Geoffroy — ConocoPhillips decision is a great gift
By Jean Caspers-Simmet
AMES, Iowa — Iowa State University President Gregory Geoffroy says it’s the best present Iowa State University has received so far for its 150th birthday.
Energy giant ConocoPhillips announced last week that it will establish an eight-year, $22.5 million research program at ISU dedicated to developing technologies that produce biorenewable fuels.
The grant is part of ConocoPhillips’ plan to create joint research programs with major universities to diversify the country’s energy sources. ConocoPhillips will make an initial $1.5 million grant in 2007 with additional grants of $3 million per year for seven years.

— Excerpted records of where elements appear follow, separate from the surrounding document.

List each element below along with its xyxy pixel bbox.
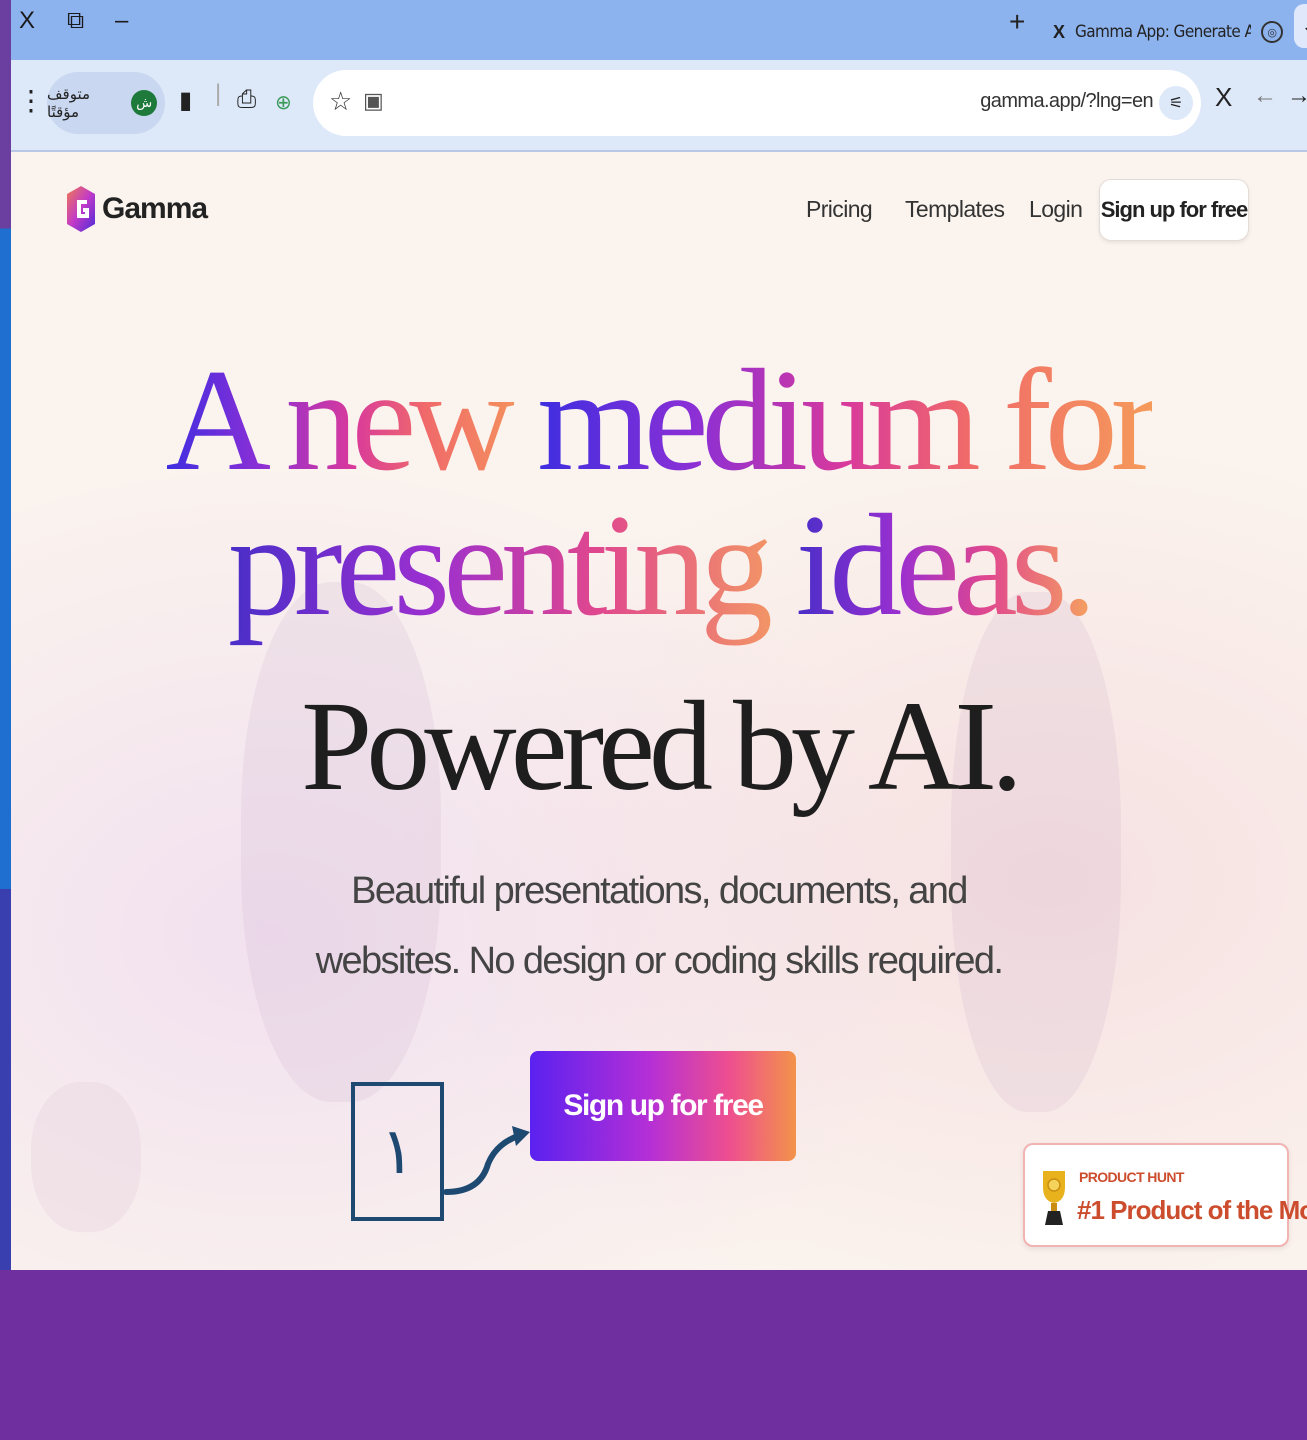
product-hunt-label: PRODUCT HUNT — [1079, 1169, 1184, 1185]
nav-pricing-link[interactable]: Pricing — [806, 196, 873, 223]
window-restore-icon[interactable]: ⧉ — [67, 6, 84, 36]
hero-headline-part: medium for — [537, 339, 1159, 501]
download-icon[interactable]: ⎙ — [237, 86, 256, 114]
gamma-logo[interactable]: Gamma — [66, 180, 208, 238]
hero-headline-part: ideas. — [795, 484, 1097, 646]
tab-title: Gamma App: Generate AI Prese — [1075, 22, 1252, 42]
gamma-logo-icon — [67, 186, 95, 232]
product-hunt-rank: #1 Product of the Month — [1077, 1195, 1307, 1225]
tab-close-icon[interactable]: X — [1053, 22, 1065, 43]
step-number-box: ١ — [351, 1082, 444, 1221]
back-arrow-icon[interactable]: ← — [1253, 82, 1277, 110]
desktop-edge — [0, 0, 11, 1270]
hero-headline-line1: A new medium for — [11, 347, 1307, 493]
trophy-icon — [1043, 1171, 1065, 1225]
profile-status: متوقف مؤقتًا — [47, 85, 91, 121]
nav-login-link[interactable]: Login — [1029, 196, 1083, 223]
toolbar-divider: | — [215, 80, 222, 107]
web-page: Gamma Pricing Templates Login Sign up fo… — [11, 152, 1307, 1270]
product-hunt-badge[interactable]: PRODUCT HUNT #1 Product of the Month — [1023, 1143, 1307, 1247]
window-minimize-icon[interactable]: – — [115, 6, 128, 36]
profile-avatar: ش — [131, 90, 157, 116]
background-illustration-left — [241, 582, 441, 1102]
window-close-icon[interactable]: X — [19, 6, 35, 36]
stop-icon[interactable]: X — [1215, 82, 1232, 113]
tab-search-button[interactable]: ⌄ — [1294, 4, 1307, 48]
hero-subtitle-line2: websites. No design or coding skills req… — [315, 940, 1004, 982]
background-illustration-right — [951, 592, 1121, 1112]
header-signup-button[interactable]: Sign up for free — [1099, 179, 1249, 241]
browser-tab-bar: X ⧉ – + X Gamma App: Generate AI Prese ◎… — [11, 0, 1307, 60]
address-bar[interactable]: ☆ ▣ gamma.app/?lng=en ⚟ — [313, 70, 1201, 136]
browser-tab[interactable]: X Gamma App: Generate AI Prese ◎ — [1043, 4, 1283, 60]
browser-menu-icon[interactable]: ⋮ — [17, 84, 45, 117]
annotation-arrow-icon — [443, 1126, 530, 1195]
hero-headline-part: A new — [165, 339, 538, 501]
translate-icon[interactable]: ▣ — [363, 88, 384, 114]
new-tab-button[interactable]: + — [1009, 6, 1025, 38]
sidebar-icon[interactable]: ▮ — [179, 86, 192, 115]
profile-button[interactable]: متوقف مؤقتًا ش — [47, 72, 165, 134]
hero-tagline: Powered by AI. — [301, 675, 1023, 817]
site-settings-icon[interactable]: ⚟ — [1159, 86, 1193, 120]
bookmark-star-icon[interactable]: ☆ — [329, 86, 352, 117]
hero-signup-button[interactable]: Sign up for free — [530, 1051, 796, 1161]
site-header: Gamma Pricing Templates Login Sign up fo… — [11, 152, 1307, 268]
hero-headline-part: presenting — [227, 484, 796, 646]
logo-text: Gamma — [102, 192, 208, 225]
nav-templates-link[interactable]: Templates — [905, 196, 1005, 223]
url-text[interactable]: gamma.app/?lng=en — [980, 90, 1153, 113]
forward-arrow-icon[interactable]: → — [1287, 82, 1307, 110]
extension-icon[interactable]: ⊕ — [275, 90, 292, 115]
astronaut-illustration — [31, 1082, 141, 1232]
browser-toolbar: ⋮ متوقف مؤقتًا ش ▮ | ⎙ ⊕ ☆ ▣ gamma.app/?… — [11, 60, 1307, 152]
hero-subtitle-line1: Beautiful presentations, documents, and — [351, 870, 968, 912]
tab-favicon-icon: ◎ — [1261, 21, 1283, 43]
hero-headline-line2: presenting ideas. — [11, 492, 1307, 638]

"We are excited to work with ConocoPhillips to develop a research program that applies Iowa State University’s strengths in renewable energy," said Geoffroy. "Contributing to the development of the bioeconomy is directly in line with our mission: ‘Create, share and apply knowledge to make Iowa and the world a better place.’’’

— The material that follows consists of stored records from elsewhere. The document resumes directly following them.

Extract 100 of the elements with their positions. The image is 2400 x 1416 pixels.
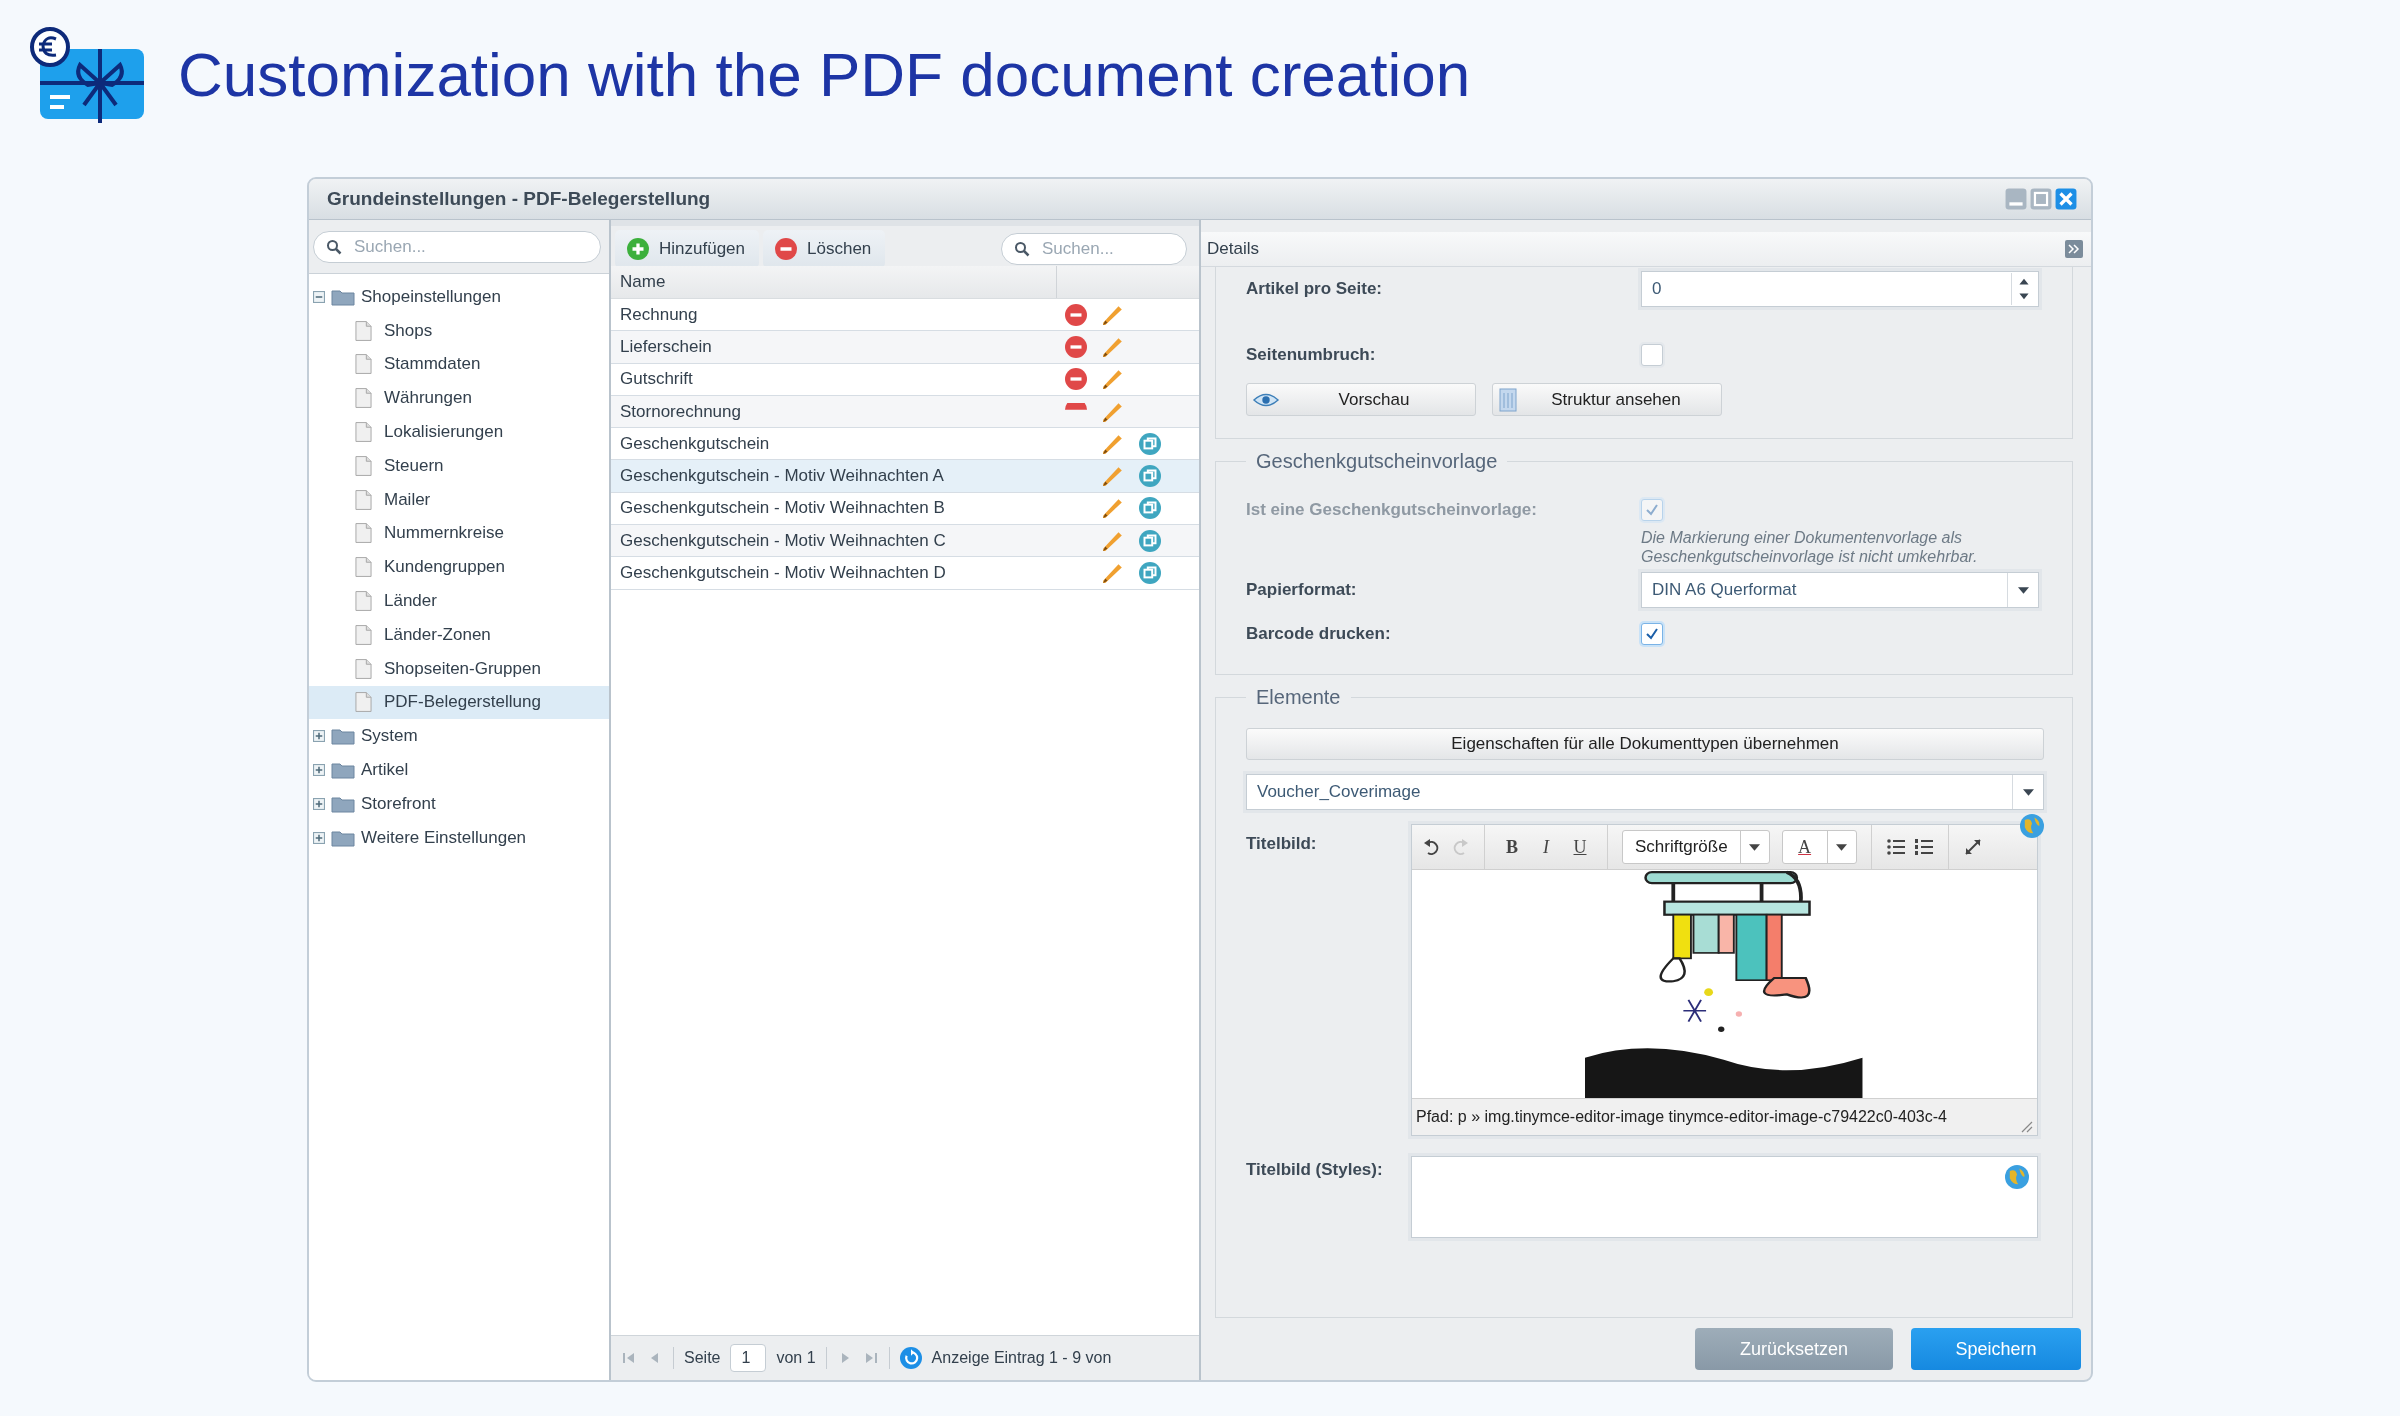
collapse-panel-icon[interactable] xyxy=(2065,240,2083,258)
format-button[interactable]: I xyxy=(1533,836,1559,858)
resize-handle-icon[interactable] xyxy=(2019,1119,2033,1133)
pencil-icon[interactable] xyxy=(1102,497,1124,520)
page-title: Customization with the PDF document creation xyxy=(178,39,1471,110)
refresh-icon[interactable] xyxy=(899,1347,922,1369)
tree-item[interactable]: Weitere Einstellungen xyxy=(309,820,609,855)
paper-format-dropdown[interactable]: DIN A6 Querformat xyxy=(1641,572,2039,608)
bullet-list-icon[interactable] xyxy=(1885,837,1906,857)
expand-icon[interactable] xyxy=(313,831,325,844)
pencil-icon[interactable] xyxy=(1102,529,1124,552)
tree-item[interactable]: Kundengruppen xyxy=(309,550,609,585)
tree-item[interactable]: Lokalisierungen xyxy=(309,415,609,449)
tree-item[interactable]: Shopseiten-Gruppen xyxy=(309,651,609,686)
pencil-icon[interactable] xyxy=(1102,303,1124,326)
search-field[interactable]: Suchen... xyxy=(1001,233,1187,265)
file-icon xyxy=(355,623,372,646)
file-icon xyxy=(355,421,372,444)
text-color-dropdown[interactable]: A xyxy=(1781,830,1857,864)
caret-icon xyxy=(1749,843,1761,851)
tree-item[interactable]: Artikel xyxy=(309,753,609,787)
pencil-icon[interactable] xyxy=(1102,368,1124,391)
delete-icon[interactable] xyxy=(1065,368,1087,391)
folder-icon xyxy=(331,761,355,780)
duplicate-icon[interactable] xyxy=(1139,432,1161,455)
number-field[interactable]: 0 xyxy=(1641,271,2039,307)
tree-item[interactable]: Währungen xyxy=(309,381,609,416)
duplicate-icon[interactable] xyxy=(1139,562,1161,584)
tree-item[interactable]: Stammdaten xyxy=(309,347,609,382)
tree-item[interactable]: Nummernkreise xyxy=(309,516,609,551)
pencil-icon[interactable] xyxy=(1102,432,1124,455)
file-icon xyxy=(355,657,372,680)
tree-item[interactable]: System xyxy=(309,719,609,754)
search-field[interactable]: Suchen... xyxy=(313,231,601,263)
file-icon xyxy=(355,454,372,477)
globe-icon[interactable] xyxy=(2020,814,2044,838)
row-name: Geschenkgutschein - Motiv Weihnachten D xyxy=(619,563,947,583)
minimize-icon[interactable] xyxy=(2005,188,2027,210)
duplicate-icon[interactable] xyxy=(1139,529,1161,552)
pencil-icon[interactable] xyxy=(1102,335,1124,358)
pencil-icon[interactable] xyxy=(1102,400,1124,423)
action-button[interactable]: Vorschau xyxy=(1246,383,1476,416)
globe-icon[interactable] xyxy=(2005,1165,2029,1189)
apply-button[interactable]: Eigenschaften für alle Dokumenttypen übernehmen xyxy=(1246,728,2044,760)
page-field[interactable]: 1 xyxy=(730,1344,767,1372)
checkbox[interactable] xyxy=(1641,344,1663,366)
tree-item[interactable]: Mailer xyxy=(309,482,609,517)
expand-icon[interactable] xyxy=(313,730,325,743)
delete-icon[interactable] xyxy=(1065,402,1087,410)
caret-icon xyxy=(2017,586,2029,594)
tree-item[interactable]: Länder-Zonen xyxy=(309,617,609,652)
tree-item[interactable]: Shops xyxy=(309,313,609,348)
numbered-list-icon[interactable] xyxy=(1913,837,1934,857)
duplicate-icon[interactable] xyxy=(1139,497,1161,520)
tree-item[interactable]: Storefront xyxy=(309,786,609,821)
first-page-icon[interactable] xyxy=(621,1350,637,1366)
format-button[interactable]: U xyxy=(1567,836,1593,858)
folder-icon xyxy=(331,828,355,847)
pencil-icon[interactable] xyxy=(1102,465,1124,488)
list-row[interactable]: Lieferschein xyxy=(611,331,1199,364)
collapse-icon[interactable] xyxy=(313,290,325,303)
close-icon[interactable] xyxy=(2055,188,2077,210)
expand-icon[interactable] xyxy=(313,797,325,810)
row-name: Geschenkgutschein xyxy=(619,433,771,454)
list-row[interactable]: Geschenkgutschein - Motiv Weihnachten D xyxy=(611,557,1199,590)
element-path: Pfad: p » img.tinymce-editor-image tinymce-editor-image-c79422c0-403c-4 xyxy=(1416,1108,1947,1126)
list-row[interactable]: Stornorechnung xyxy=(611,395,1199,429)
tree-item[interactable]: Shopeinstellungen xyxy=(309,280,609,314)
list-row[interactable]: Gutschrift xyxy=(611,363,1199,396)
styles-text-area[interactable] xyxy=(1411,1156,2038,1238)
file-icon xyxy=(355,353,372,376)
file-icon xyxy=(355,387,372,410)
action-button[interactable]: Struktur ansehen xyxy=(1492,383,1722,416)
duplicate-icon[interactable] xyxy=(1139,465,1161,488)
file-icon xyxy=(355,319,372,342)
format-button[interactable]: B xyxy=(1499,836,1525,858)
delete-icon[interactable] xyxy=(1065,335,1087,358)
rich-text-editor[interactable]: B I U Schriftgröße A Pfad: p » img.tinymce-editor-image tinymce-editor-image-c79422c0-403c-4 xyxy=(1411,824,2038,1136)
field-label: Titelbild (Styles): xyxy=(1246,1159,1384,1180)
paging-info: Anzeige Eintrag 1 - 9 von xyxy=(931,1349,1112,1367)
tree-item[interactable]: PDF-Belegerstellung xyxy=(309,685,609,720)
font-size-dropdown[interactable]: Schriftgröße xyxy=(1622,830,1770,864)
toolbar-button[interactable]: Löschen xyxy=(763,230,886,268)
maximize-icon[interactable] xyxy=(2030,188,2052,210)
list-row[interactable]: Geschenkgutschein - Motiv Weihnachten A xyxy=(611,460,1199,493)
pencil-icon[interactable] xyxy=(1102,562,1124,584)
list-row[interactable]: Geschenkgutschein - Motiv Weihnachten C xyxy=(611,525,1199,558)
file-icon xyxy=(355,556,372,579)
row-name: Gutschrift xyxy=(619,369,694,390)
caret-icon xyxy=(1836,843,1848,851)
hint-text: Die Markierung einer Dokumentenvorlage als Geschenkgutscheinvorlage ist nicht umkehrbar. xyxy=(1641,528,1979,566)
field-label: Titelbild: xyxy=(1246,833,1318,854)
toolbar-button[interactable]: Hinzufügen xyxy=(615,230,759,268)
file-icon xyxy=(355,522,372,545)
checkbox[interactable] xyxy=(1641,623,1663,645)
delete-icon[interactable] xyxy=(1065,303,1087,326)
tree-item[interactable]: Steuern xyxy=(309,449,609,483)
expand-icon[interactable] xyxy=(313,764,325,777)
tree-item[interactable]: Länder xyxy=(309,584,609,618)
element-dropdown[interactable]: Voucher_Coverimage xyxy=(1246,774,2044,810)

Advanced biofuels are expected to be made from fibrous biomass such as cornstalks, leaves and switchgrass.
"These kind of public-private partnerships are an important part of my plan to fuel Iowa’s future," said Iowa Gov. Chet Culver. "Private sector investments will be the driving force behind the development of new industries and technologies."
"We've looked around the world at universities and decided to partner here and create our anchor program with Iowa State," said Ryan Lance, senior vice president of technology for ConocoPhillips. "So, we’ve looked in Europe, we've looked in all the various universities around the world and we think Iowa State’s ahead of the game."
Robert C. Brown, the Iowa Farm Bureau director of Iowa State’s Office of Biorenewables Programs, said ConocoPhillips is especially interested in converting biomass to fuel through fast pyrolysis, a process that uses heat in the absence of oxygen to decompose biomass into a liquid product. ConocoPhillips will also sponsor studies of other thermochemical technologies that produce biofuels.
Brown estimated the company’s research program will involve 10 faculty members plus graduate students in the first year with additional researchers in subsequent years.
"This all brings value back to the farmer," said Craig Lang, president of the Iowa Farm Bureau Federation. "In order to have buy-in from Iowans, this has to bring value back to the farm."